Can anybody give a high level intuition about when to use each of them?

References:

3
Use whichever one you know how to apply to your problem. Some problems map better to one or the other, and this will naturally be reflected in your thinking. - Ben Voigt
But are they equivalent? I do not think so. Are std::async made only to make life easier or to solve a previous C++ problem? - Javi
Interesting reading (regarding std::async) if using g++: async(f) isn't., and also this - Natan Streppel
@JaviV: They solve the same problem (concurrency) at very different levels of abstraction. - Ben Voigt
@JaviV They are mostly unrelated concerns (deferred asyncs won't even execute on a different thread than the one waiting for it). They are sometimes mostly equivalent conceptually (e.g. start a few tasks and immediately get the corresponding futures or join the corresponding threads). Sometimes they are complementary (e.g. creating lots of deferred asyncs where the associated futures are executed on a thread pool). Sometimes only one of the two concepts is relevant to a problem (e.g. threads only as monitoring or GUI threads; deferred asyncs only to implement lazy evaluation) - Come Raczy

3 Answers

50
votes

It's not really an either-or thing - you can use futures (together with promises) with manually created std::threads. Using std::async is a convenient way to fire off a thread for some asynchronous computation and marshal the result back via a future but std::async is rather limited in the current standard. It will become more useful if the suggested extensions to incorporate some of the ideas from Microsoft's PPL are accepted.

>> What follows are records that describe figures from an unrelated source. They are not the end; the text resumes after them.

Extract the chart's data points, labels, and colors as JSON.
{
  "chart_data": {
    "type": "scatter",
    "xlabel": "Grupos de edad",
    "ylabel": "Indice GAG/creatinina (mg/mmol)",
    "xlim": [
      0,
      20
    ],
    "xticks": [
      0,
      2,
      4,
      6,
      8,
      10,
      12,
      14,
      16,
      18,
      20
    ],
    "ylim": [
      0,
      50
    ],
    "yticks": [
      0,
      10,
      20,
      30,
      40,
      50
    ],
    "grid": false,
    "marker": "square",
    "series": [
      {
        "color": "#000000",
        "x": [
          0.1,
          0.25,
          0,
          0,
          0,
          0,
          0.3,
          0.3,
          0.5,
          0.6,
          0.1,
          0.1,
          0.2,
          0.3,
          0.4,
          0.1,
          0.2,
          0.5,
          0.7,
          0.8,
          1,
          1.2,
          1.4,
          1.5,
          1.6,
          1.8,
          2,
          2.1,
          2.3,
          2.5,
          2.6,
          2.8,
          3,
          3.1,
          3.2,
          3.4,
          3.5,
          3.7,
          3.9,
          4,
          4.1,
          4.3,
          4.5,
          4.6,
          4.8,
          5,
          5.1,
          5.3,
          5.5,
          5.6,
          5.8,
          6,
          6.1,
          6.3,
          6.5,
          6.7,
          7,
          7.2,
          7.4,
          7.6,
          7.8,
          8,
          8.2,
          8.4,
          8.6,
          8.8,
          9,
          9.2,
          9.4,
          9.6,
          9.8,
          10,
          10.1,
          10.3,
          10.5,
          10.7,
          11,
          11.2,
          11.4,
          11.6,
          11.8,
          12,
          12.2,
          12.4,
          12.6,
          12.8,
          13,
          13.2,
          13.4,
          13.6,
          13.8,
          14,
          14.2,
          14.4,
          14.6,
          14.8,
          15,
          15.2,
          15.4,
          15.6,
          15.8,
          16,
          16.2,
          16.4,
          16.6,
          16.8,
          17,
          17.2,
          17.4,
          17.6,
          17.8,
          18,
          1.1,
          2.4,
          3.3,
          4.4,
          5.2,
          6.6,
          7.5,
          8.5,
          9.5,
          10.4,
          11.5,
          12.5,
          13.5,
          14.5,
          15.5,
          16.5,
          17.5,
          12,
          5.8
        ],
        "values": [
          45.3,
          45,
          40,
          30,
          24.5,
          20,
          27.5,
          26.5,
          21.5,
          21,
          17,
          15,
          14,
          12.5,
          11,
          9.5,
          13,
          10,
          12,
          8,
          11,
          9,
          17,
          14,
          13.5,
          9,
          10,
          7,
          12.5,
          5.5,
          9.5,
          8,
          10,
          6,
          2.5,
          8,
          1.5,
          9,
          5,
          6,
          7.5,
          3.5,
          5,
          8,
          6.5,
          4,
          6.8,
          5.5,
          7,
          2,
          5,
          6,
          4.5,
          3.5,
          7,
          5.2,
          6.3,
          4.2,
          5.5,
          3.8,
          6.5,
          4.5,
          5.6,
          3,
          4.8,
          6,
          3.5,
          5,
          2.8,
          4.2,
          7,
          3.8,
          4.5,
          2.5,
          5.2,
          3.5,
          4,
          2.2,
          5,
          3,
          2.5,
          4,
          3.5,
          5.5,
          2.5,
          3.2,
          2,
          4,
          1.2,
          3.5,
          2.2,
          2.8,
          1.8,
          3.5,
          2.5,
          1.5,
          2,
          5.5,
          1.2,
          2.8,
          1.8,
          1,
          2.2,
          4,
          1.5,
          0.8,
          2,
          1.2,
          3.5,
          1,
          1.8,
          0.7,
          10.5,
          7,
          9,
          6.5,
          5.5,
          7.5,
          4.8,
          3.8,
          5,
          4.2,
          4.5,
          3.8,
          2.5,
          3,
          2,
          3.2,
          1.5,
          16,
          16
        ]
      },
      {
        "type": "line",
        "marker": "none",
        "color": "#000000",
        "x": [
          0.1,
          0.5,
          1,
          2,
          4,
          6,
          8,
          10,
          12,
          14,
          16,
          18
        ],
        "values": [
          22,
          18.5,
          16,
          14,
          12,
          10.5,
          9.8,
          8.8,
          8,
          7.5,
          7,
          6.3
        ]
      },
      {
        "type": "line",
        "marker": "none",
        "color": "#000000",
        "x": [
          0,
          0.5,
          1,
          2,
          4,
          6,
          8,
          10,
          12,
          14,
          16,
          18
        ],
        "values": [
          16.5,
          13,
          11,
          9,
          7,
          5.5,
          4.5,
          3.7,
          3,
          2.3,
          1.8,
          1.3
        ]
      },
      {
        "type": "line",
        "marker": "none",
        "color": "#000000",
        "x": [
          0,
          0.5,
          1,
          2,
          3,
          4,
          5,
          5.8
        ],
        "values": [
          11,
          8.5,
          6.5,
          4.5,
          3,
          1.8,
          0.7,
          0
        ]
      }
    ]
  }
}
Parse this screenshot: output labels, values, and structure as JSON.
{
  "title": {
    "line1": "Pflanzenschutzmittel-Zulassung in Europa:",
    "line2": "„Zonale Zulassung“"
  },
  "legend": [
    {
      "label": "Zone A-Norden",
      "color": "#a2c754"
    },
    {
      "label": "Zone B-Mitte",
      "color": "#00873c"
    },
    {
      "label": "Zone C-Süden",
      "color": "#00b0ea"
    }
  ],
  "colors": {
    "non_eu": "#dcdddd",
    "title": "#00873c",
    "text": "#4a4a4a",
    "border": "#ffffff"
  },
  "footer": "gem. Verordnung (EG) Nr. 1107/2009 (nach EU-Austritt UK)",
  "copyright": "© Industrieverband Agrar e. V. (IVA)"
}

Currently, std::async is probably best suited to handling either very long running computations or long running IO for fairly simple programs. It doesn't guarantee low overhead though (and in fact the way it is specified makes it difficult to implement with a thread pool behind the scenes), so it's not well suited for finer grained workloads. For that you either need to roll your own thread pools using std::thread or use something like Microsoft's PPL or Intel's TBB.

You can also use std::thread for 'traditional' POSIX thread style code written in a more modern and portable way.

Bartosz Milewski discusses some of the limitations of the way std::async is currently specified in his article Async Tasks in C++11: Not Quite There Yet

9
votes

One simple reason I've found is the case when you want a way to detect (via polling) whether an asynchronous job is done. With std::thread, you have to manage it yourself. With std::async you can query std::future::valid() (or use std::future::wait_for/wait_until(...)) to know when it is done.

7
votes

One use-case of using std::futrue over std::thread is you want to call a function which returns a value. When you want return value of the function, you can call get() method of future.

std::thread doesn't provide a direct way to get the return value of the function.